Note that the output of odgi priv is a graph that does not meet the differential privacy guarantees. We find that it is important to maintain the original graph for the purposes of debugging. However, the full node space of the graph is preserved, which can lead to information leakage. Further processing steps to prune 0-depth nodes and unchop the graph are suggested odgi prune -i x.og -o - -c 1 | odgi sort -i - -o - -O | odgi unchop -i - -o - | odgi sort -i - -p Ygs -o y.og. The strongest privacy guarantees can be achieved by publishing only FASTA sequences for the paths of the emitted graph via odgi paths -f.

OPTIONS

MANDATORY OPTIONS

-i, --idx=FILE

Load the succinct variation graph in ODGI format from this FILE. The file name usually ends with .og. It also accepts GFAv1, but the on-the-fly conversion to the ODGI format requires additional time!

-o, --out=FILE

Write the graph with sub-paths sampled under differential privacy to this FILE (.og recommended).

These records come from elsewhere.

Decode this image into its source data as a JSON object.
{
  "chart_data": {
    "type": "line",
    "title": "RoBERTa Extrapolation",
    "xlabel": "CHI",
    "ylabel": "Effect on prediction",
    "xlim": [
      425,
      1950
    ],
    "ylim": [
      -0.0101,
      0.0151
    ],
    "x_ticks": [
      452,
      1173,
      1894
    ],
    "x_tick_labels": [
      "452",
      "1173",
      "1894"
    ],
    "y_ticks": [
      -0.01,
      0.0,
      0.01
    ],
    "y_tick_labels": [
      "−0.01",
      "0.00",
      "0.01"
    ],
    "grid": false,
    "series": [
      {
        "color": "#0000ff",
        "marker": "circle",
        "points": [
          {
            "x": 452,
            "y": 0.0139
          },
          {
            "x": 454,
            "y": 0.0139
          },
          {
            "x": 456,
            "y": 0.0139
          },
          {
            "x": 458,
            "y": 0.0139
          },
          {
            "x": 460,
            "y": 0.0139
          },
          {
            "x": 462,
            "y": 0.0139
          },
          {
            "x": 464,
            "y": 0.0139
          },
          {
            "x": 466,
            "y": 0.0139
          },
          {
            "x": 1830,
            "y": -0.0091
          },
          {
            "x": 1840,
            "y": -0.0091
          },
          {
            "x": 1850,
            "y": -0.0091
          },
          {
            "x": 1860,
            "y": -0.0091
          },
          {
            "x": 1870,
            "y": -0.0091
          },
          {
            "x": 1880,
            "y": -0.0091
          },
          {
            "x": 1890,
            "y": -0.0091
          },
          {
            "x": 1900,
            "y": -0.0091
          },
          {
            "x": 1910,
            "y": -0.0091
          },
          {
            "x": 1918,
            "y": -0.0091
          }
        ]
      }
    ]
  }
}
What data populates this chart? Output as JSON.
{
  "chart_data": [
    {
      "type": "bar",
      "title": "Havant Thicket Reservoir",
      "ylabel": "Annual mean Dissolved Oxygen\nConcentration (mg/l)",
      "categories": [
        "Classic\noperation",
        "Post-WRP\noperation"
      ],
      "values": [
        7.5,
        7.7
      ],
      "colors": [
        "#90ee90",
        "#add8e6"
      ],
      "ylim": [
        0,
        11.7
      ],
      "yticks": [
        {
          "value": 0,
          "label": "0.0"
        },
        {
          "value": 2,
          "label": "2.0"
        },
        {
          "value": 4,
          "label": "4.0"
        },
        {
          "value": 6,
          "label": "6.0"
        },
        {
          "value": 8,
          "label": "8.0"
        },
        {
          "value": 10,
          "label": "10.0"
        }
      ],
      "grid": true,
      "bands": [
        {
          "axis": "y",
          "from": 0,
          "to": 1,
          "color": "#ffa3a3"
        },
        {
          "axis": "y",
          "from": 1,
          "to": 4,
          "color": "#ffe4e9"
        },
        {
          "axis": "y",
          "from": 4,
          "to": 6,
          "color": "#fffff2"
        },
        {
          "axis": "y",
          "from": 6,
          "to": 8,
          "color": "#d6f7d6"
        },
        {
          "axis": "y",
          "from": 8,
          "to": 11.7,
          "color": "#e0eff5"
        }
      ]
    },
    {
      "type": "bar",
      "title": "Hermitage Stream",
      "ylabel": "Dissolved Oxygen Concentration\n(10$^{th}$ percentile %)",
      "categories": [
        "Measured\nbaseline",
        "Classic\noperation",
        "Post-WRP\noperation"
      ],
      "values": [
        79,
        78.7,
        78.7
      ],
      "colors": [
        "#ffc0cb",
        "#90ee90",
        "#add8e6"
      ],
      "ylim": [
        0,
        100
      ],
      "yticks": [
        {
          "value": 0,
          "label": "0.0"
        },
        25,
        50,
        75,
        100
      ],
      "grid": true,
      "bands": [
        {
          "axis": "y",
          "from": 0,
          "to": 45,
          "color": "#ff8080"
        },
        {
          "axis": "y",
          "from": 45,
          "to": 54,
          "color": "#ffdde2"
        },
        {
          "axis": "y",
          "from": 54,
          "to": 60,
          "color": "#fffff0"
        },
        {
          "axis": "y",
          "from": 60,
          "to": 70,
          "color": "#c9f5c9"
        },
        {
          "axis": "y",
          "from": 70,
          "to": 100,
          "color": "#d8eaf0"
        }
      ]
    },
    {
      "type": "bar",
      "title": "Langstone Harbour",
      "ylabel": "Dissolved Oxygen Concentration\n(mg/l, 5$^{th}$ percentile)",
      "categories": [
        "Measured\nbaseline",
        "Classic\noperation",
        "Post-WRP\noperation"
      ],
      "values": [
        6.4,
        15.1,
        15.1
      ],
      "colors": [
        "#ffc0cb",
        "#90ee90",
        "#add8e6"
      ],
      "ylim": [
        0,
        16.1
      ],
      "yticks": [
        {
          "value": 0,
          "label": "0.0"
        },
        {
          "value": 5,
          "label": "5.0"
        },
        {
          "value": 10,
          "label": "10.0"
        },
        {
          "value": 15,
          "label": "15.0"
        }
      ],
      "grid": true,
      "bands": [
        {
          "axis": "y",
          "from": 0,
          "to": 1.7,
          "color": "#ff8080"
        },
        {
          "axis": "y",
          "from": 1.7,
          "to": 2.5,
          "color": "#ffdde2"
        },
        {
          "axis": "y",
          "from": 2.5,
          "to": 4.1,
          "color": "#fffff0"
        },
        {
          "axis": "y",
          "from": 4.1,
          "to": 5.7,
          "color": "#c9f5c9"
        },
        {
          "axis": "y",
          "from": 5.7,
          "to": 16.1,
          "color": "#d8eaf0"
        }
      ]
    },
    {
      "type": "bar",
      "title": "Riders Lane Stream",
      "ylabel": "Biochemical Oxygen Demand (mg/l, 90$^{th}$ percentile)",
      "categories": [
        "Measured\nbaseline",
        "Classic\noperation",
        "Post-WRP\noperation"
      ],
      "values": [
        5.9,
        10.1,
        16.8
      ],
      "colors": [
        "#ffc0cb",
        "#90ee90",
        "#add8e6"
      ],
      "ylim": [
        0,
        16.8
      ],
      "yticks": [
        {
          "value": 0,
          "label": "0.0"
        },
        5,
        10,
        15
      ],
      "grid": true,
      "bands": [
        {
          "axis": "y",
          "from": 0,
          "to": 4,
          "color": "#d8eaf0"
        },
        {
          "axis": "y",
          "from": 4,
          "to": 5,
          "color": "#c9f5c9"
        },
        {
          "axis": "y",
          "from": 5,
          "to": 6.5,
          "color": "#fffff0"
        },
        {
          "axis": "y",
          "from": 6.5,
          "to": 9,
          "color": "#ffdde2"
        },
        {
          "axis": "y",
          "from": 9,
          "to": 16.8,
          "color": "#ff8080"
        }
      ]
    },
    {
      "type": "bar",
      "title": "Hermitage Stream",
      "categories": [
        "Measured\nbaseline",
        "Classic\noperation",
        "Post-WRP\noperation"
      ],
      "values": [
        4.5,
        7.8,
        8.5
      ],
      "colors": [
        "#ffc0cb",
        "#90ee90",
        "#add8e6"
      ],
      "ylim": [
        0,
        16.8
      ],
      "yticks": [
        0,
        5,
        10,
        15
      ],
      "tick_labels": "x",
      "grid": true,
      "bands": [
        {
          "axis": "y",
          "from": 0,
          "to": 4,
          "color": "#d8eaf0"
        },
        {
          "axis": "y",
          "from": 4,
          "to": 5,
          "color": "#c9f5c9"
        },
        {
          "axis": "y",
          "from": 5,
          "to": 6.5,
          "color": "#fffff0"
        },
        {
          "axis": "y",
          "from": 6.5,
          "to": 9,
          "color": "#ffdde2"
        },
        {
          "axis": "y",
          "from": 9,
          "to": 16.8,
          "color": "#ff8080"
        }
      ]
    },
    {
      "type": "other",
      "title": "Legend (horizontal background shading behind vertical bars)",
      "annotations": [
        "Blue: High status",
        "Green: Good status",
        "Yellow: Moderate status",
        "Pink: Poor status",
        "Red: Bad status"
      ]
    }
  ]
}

Differential Privacy Mechanism

-e, --epsilon=ε

Epsilon (ε) for exponential mechanism. [default: 0.01]

-d, --target-depth=DEPTH

Sample until we have approximately this path depth over the graph. [default: 1]

-c, --min-hap-freq=N

Minimum frequency (count) of haplotype observation to emit. Singularities occur at -c 1, so we warn against its use. [default: 2]

-b, --bp-target=bp

Target sampled haplotype length. All long haplotypes tend to be rare, so setting this to lengths greater than the typical recombination block size will result in long runtimes and poor sampling of the graph. [default: 10000]

Threading

-t, --threads=N

Number of threads to use for parallel operations.

Processing Information

-P, --progress

Print information about the operations and the progress to stderr.

-W, --write-haps

Write each sampled haplotype to stdout.

Program Information

-h, --help

Print a help message for odgi paths.